Malentir strode toward the maelgloth, penning them back against the wall until they could retreat no farther. He drew the ivory knife at his hip and drove it into the nearest creature’s chin, stabbing smoothly upward through the bottom of its jaw into its brain. The creature let out a squeal, made half a whistle by the wire stitching its lips, and writhed with the pale knife buried in its skull.
The Thornlord uttered a word, low and sibilant, and the maelgloth’s head collapsed, crumpling inward like a ball of paper crushed in an unseen fist. The body fell to the ground, and Malentir withdrew his blade. The ivory was clean.
“I didn’t bring a rope,” Bitharn called down.
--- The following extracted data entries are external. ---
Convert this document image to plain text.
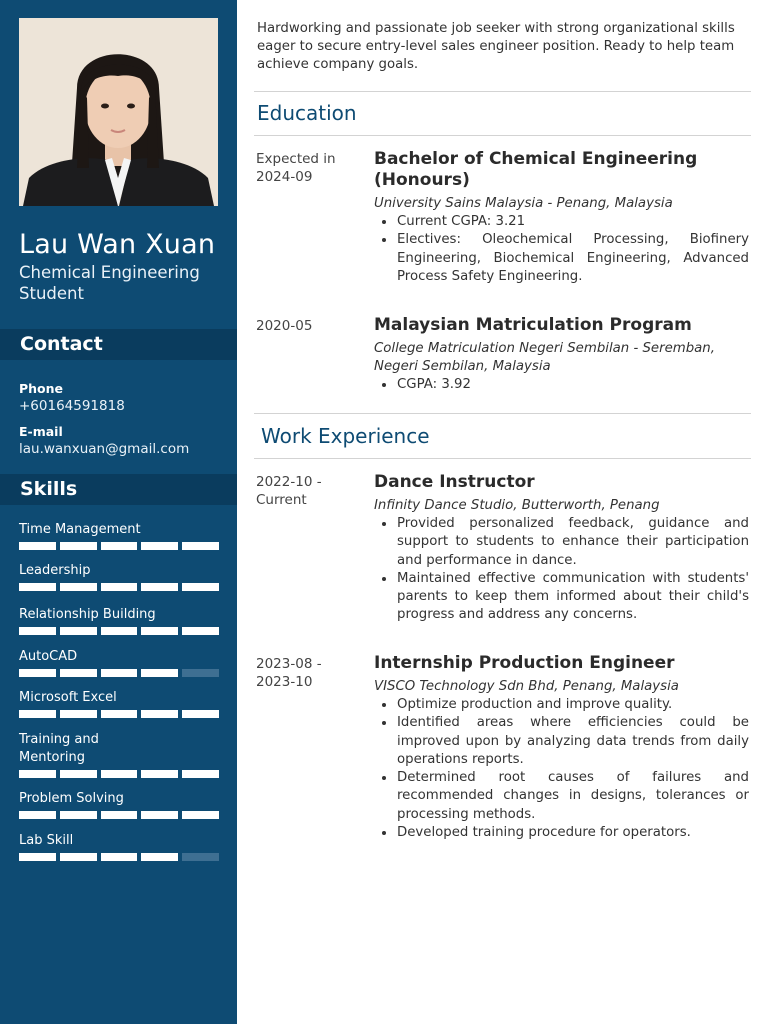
Lau Wan Xuan
Chemical Engineering Student
Contact
Phone
+60164591818
E-mail
lau.wanxuan@gmail.com
Skills
Time Management
Leadership
Relationship Building
AutoCAD
Microsoft Excel
Training and Mentoring
Problem Solving
Lab Skill
Hardworking and passionate job seeker with strong organizational skills eager to secure entry-level sales engineer position. Ready to help team achieve company goals.
Education
Expected in 2024-09
Bachelor of Chemical Engineering (Honours)
University Sains Malaysia - Penang, Malaysia
Current CGPA: 3.21
Electives: Oleochemical Processing, Biofinery Engineering, Biochemical Engineering, Advanced Process Safety Engineering.
2020-05	Malaysian Matriculation Program
College Matriculation Negeri Sembilan - Seremban, Negeri Sembilan, Malaysia
CGPA: 3.92
Work Experience
2022-10 - Current
Dance Instructor
Infinity Dance Studio, Butterworth, Penang
Provided personalized feedback, guidance and support to students to enhance their participation and performance in dance.
Maintained effective communication with students' parents to keep them informed about their child's progress and address any concerns.
2023-08 - 2023-10
Internship Production Engineer
VISCO Technology Sdn Bhd, Penang, Malaysia
Optimize production and improve quality.
Identified areas where efficiencies could be improved upon by analyzing data trends from daily operations reports.
Determined root causes of failures and recommended changes in designs, tolerances or processing methods.
Developed training procedure for operators.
“I wouldn’t trust you to hold it,” Malentir said. He sheathed the knife and stepped into the fringe of shadows past the reach of Kelland’s light, forcing some of the maelgloth into the Celestian’s glow. The black dirt packed into their eyes melted away under the sunfire’s glare; they wailed shrilly and covered their faces with rag-mittened hands, sucking desperately at the smoke that leaked from their eyes.
Malentir was deaf to their shrieks. He pricked a finger on his knife, whispered an invocation to his cruel goddess, and vanished.
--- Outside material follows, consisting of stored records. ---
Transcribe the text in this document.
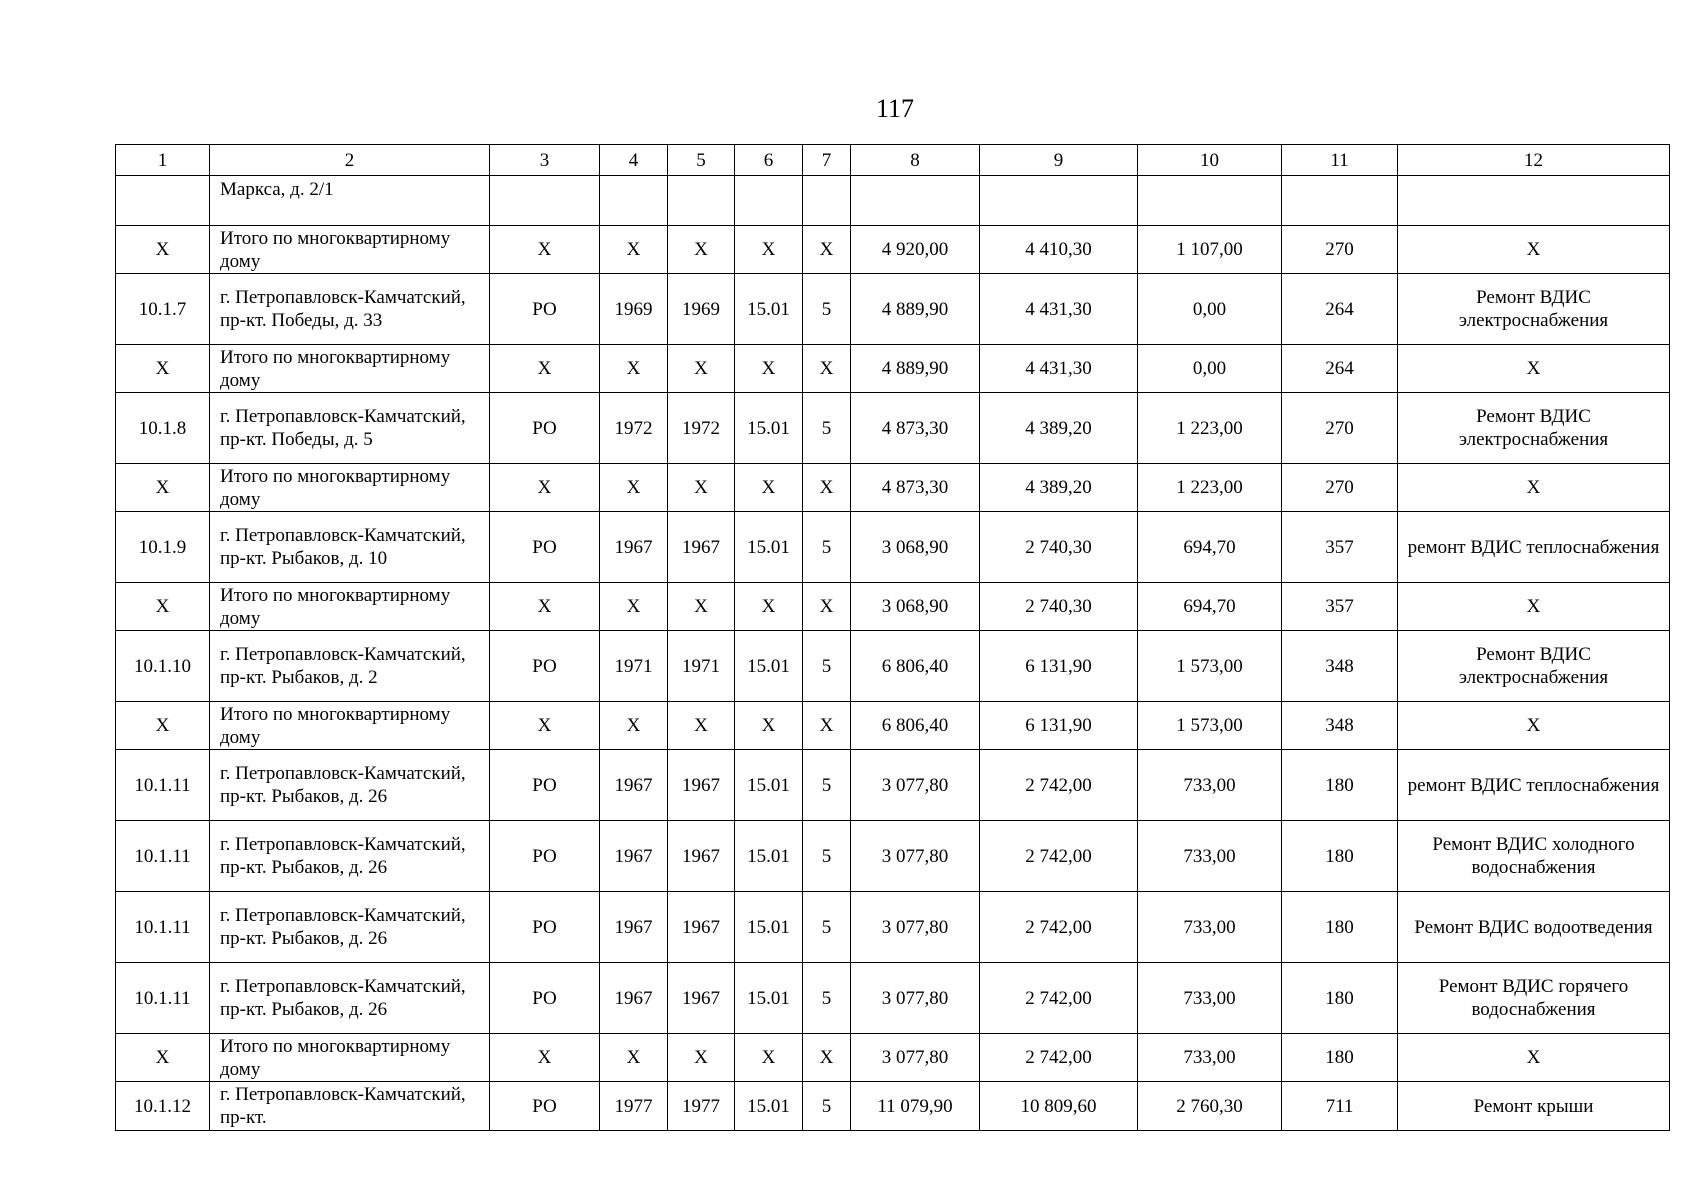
117
1	2	3	4	5	6	7	8	9	10	11	12
	Маркса, д. 2/1										
Х	Итого по многоквартирному дому	Х	Х	Х	Х	Х	4 920,00	4 410,30	1 107,00	270	Х
10.1.7	г. Петропавловск-Камчатский, пр-кт. Победы, д. 33	РО	1969	1969	15.01	5	4 889,90	4 431,30	0,00	264	Ремонт ВДИС электроснабжения
Х	Итого по многоквартирному дому	Х	Х	Х	Х	Х	4 889,90	4 431,30	0,00	264	Х
10.1.8	г. Петропавловск-Камчатский, пр-кт. Победы, д. 5	РО	1972	1972	15.01	5	4 873,30	4 389,20	1 223,00	270	Ремонт ВДИС электроснабжения
Х	Итого по многоквартирному дому	Х	Х	Х	Х	Х	4 873,30	4 389,20	1 223,00	270	Х
10.1.9	г. Петропавловск-Камчатский, пр-кт. Рыбаков, д. 10	РО	1967	1967	15.01	5	3 068,90	2 740,30	694,70	357	ремонт ВДИС теплоснабжения
Х	Итого по многоквартирному дому	Х	Х	Х	Х	Х	3 068,90	2 740,30	694,70	357	Х
10.1.10	г. Петропавловск-Камчатский, пр-кт. Рыбаков, д. 2	РО	1971	1971	15.01	5	6 806,40	6 131,90	1 573,00	348	Ремонт ВДИС электроснабжения
Х	Итого по многоквартирному дому	Х	Х	Х	Х	Х	6 806,40	6 131,90	1 573,00	348	Х
10.1.11	г. Петропавловск-Камчатский, пр-кт. Рыбаков, д. 26	РО	1967	1967	15.01	5	3 077,80	2 742,00	733,00	180	ремонт ВДИС теплоснабжения
10.1.11	г. Петропавловск-Камчатский, пр-кт. Рыбаков, д. 26	РО	1967	1967	15.01	5	3 077,80	2 742,00	733,00	180	Ремонт ВДИС холодного водоснабжения
10.1.11	г. Петропавловск-Камчатский, пр-кт. Рыбаков, д. 26	РО	1967	1967	15.01	5	3 077,80	2 742,00	733,00	180	Ремонт ВДИС водоотведения
10.1.11	г. Петропавловск-Камчатский, пр-кт. Рыбаков, д. 26	РО	1967	1967	15.01	5	3 077,80	2 742,00	733,00	180	Ремонт ВДИС горячего водоснабжения
Х	Итого по многоквартирному дому	Х	Х	Х	Х	Х	3 077,80	2 742,00	733,00	180	Х
10.1.12	г. Петропавловск-Камчатский, пр-кт.	РО	1977	1977	15.01	5	11 079,90	10 809,60	2 760,30	711	Ремонт крыши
An instant later he stepped out of the shadows cloaking the nearest hearth. He came to the edge of the knight’s sunfire and stopped there, drawing the ivory blade again. Pale mist spilled from its tip, forming a ghostly echo of the carved th
orns that ringed the knife’s hilt.
The mist spread and solidified into the figure of a hunched, sad-faced man. Blisters rose on his stubbled head and his posture was bent in agony, but no wire sealed his lips and his eyes were his own. A knotted vine of thorns, translucent as alabaster, cocooned him from foot to neck. A barbed ring from that vine wrapped around his face, just below the eyes, so that his lashes would brush it if he blinked. Droplets of foggy blood trickled from the shade’s face as the thorns bit in.
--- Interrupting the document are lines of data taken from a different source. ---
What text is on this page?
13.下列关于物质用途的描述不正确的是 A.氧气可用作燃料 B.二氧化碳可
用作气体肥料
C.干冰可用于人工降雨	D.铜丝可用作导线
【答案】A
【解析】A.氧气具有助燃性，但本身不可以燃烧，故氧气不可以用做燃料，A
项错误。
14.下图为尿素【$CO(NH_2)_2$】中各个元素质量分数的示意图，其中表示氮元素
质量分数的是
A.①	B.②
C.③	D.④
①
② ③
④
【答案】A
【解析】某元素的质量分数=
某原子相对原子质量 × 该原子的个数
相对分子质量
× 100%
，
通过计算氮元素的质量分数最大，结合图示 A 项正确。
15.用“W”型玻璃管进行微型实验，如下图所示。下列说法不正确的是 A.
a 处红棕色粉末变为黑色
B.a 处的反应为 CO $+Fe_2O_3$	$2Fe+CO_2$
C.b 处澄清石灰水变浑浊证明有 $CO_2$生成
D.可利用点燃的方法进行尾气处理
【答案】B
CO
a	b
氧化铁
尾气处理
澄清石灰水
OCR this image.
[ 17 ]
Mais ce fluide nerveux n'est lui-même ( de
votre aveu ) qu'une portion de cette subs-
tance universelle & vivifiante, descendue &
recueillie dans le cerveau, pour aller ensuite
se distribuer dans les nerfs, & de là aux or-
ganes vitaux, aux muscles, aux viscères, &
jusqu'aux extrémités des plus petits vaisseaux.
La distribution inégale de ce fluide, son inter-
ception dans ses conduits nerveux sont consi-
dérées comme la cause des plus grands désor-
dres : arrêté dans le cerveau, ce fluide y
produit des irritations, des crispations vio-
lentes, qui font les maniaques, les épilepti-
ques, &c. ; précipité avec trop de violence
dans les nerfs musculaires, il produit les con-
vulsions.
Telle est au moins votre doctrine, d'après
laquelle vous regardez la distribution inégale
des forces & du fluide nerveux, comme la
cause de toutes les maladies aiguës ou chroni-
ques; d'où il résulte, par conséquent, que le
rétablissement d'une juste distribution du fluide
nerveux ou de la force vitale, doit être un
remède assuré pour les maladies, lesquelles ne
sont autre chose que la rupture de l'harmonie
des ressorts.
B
“Who are you?” Malentir demanded.
“I can’t … explain that to you.” The ghost’s face contorted. “You aren’t ever the same person twice—people just call you that way. It’s a useful pretending. But it’s been … an age … since anyone called me.” He groaned and rolled back his eyes. “You lose an old toy …”
“Never mind that,” Malentir snapped. “How did you come to be here?”
“This mountain has a sickness. It is … a bodily sickness. You can see it, touch it. So you cut it out.” He formed a blade with his hand and dragged it across his arm beneath the elbow. “Cutting the tumor was our task. A melted tumor makes tallow. Tallow makes a candle. Light the candle … that was the pure light. That would keep us safe.”
“Clearly it didn’t. Why?”
“We knew that the sickness … that it could be a trouble to us. You could not cut it the usual way. You could not cut it with metal. It has the same skin as flint—it sparks. So we cut it with bone. It cleaves well with bone—it is familiar, it recognizes its own. But even then …” The shade scratched anxiously at his arm, drawing beads of milky blood that vanished as soon as they fell. “Even then, the skin would flake and crumble into dust. And then you have it in your eyes, your mouth. So we caught the sickness, and once you have the sickness … you don’t want anything else. You just want more. The master was wise. He closed our mouths to stop us.”
“Of course.” The Thornlord gave Bitharn and Kelland a flat look. “Is there any other gibberish you want from this wretch?”
“Why are their hands bound?” the knight asked.